Microsoft's new debugger solution uses existing IEEE 1394 OHCI controllers to interface with the debugger. Basically, systems equipped with one or more standard OHCI-compliant IEEE 1394 controllers can use the standard IEEE 1394 ports for connecting a host machine with one or more targets-up to 62 on a single bus. The host controller can be on the motherboard or attached by way of PCI (including CardBus). Standard IEEE 1394 cables can be used for this purpose.
With new support provided in Windows Me, IEEE 1394 can provide easy networking, allowing the user to connect PCs by way of IEEE 1394 for instant connectivity. This support enhances the IEEE 1394 offering under Windows and further shows the flexibility and user benefits that IEEE 1394 offers to PCs.
Support for TCP/IP over IEEE 1394 in Windows Me provides high-speed connectivity between PCs with no additional hardware and no configuration by the end user, making IEEE 1394 a hybrid solution for home networking. And, TCP/IP over IEEE 1394 also makes it extremely easy for consumers to share a single Internet connection, by connecting one PC to the Internet and connecting other PCs to the first with IEEE 1394.

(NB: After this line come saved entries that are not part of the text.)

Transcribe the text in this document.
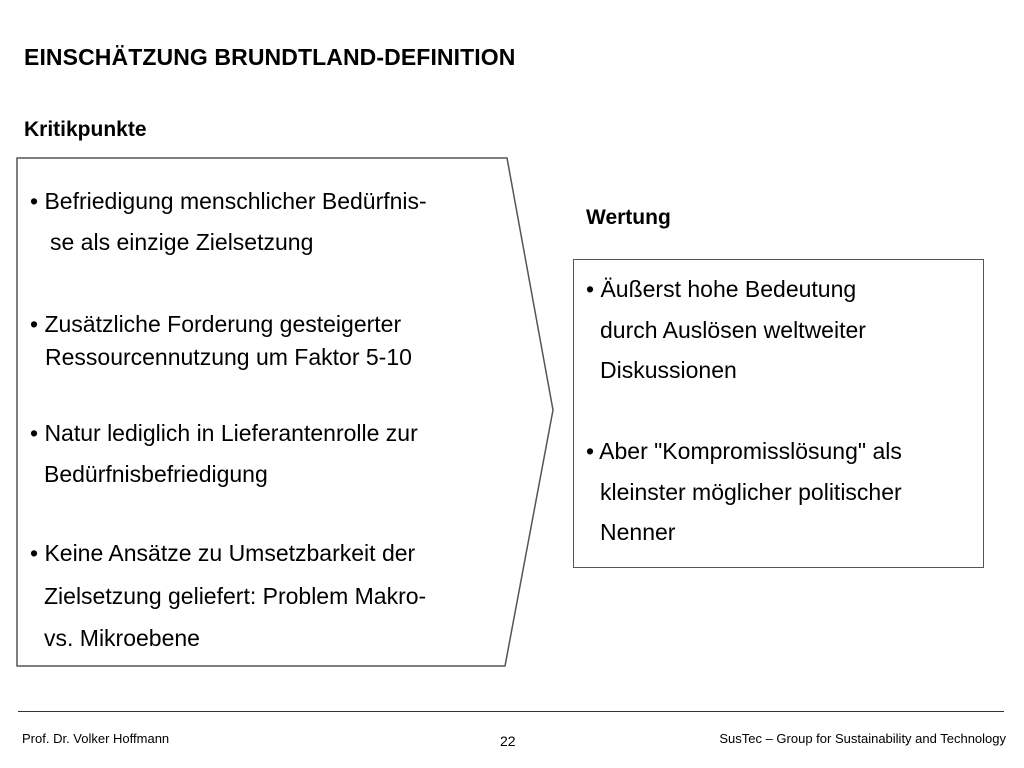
EINSCHÄTZUNG BRUNDTLAND-DEFINITION
Kritikpunkte
• Befriedigung menschlicher Bedürfnis-
se als einzige Zielsetzung
• Zusätzliche Forderung gesteigerter
Ressourcennutzung um Faktor 5-10
• Natur lediglich in Lieferantenrolle zur
Bedürfnisbefriedigung
• Keine Ansätze zu Umsetzbarkeit der
Zielsetzung geliefert: Problem Makro-
vs. Mikroebene
Wertung
• Äußerst hohe Bedeutung
durch Auslösen weltweiter
Diskussionen
• Aber "Kompromisslösung" als
kleinster möglicher politischer
Nenner
Prof. Dr. Volker Hoffmann	22	SusTec – Group for Sustainability and Technology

Several consumer device manufacturers are working toward including TCP/IP over IEEE 1394 in their devices. Under Windows Me, users can operate these devices from their PCs using standard TCP/IP protocols.
Meanwhile, those manufacturers who plan to provide TCP/IP over IEEE 1394 solutions on PCs running Windows Me should consider several factors when designing hardware. The PC should include an IEEE 1394 controller and port that require no additional hardware. In addition, the Microsoft TCP/IP-over-IEEE-1394 stack should run on controller-based hardware that complies with OHCI. And, the TCP/IP-over-IEEE-1394 stack in Windows Me will not work with third-party ICS software. Another factor is that the TCP/IP over IEEE 1394 solution provides only TCP/IP connectivity. IPX and other networking protocols are not supported.
Microsoft provides an update package that addresses issues for IEEE 1394 storage devices under Windows 98 Second Edition, including issues related to the surprise removal of peripheral devices.
Essentially, the update package installs a safe device-removal utility that allows users to stop a plug and play storage device safely, before physically unplugging the device.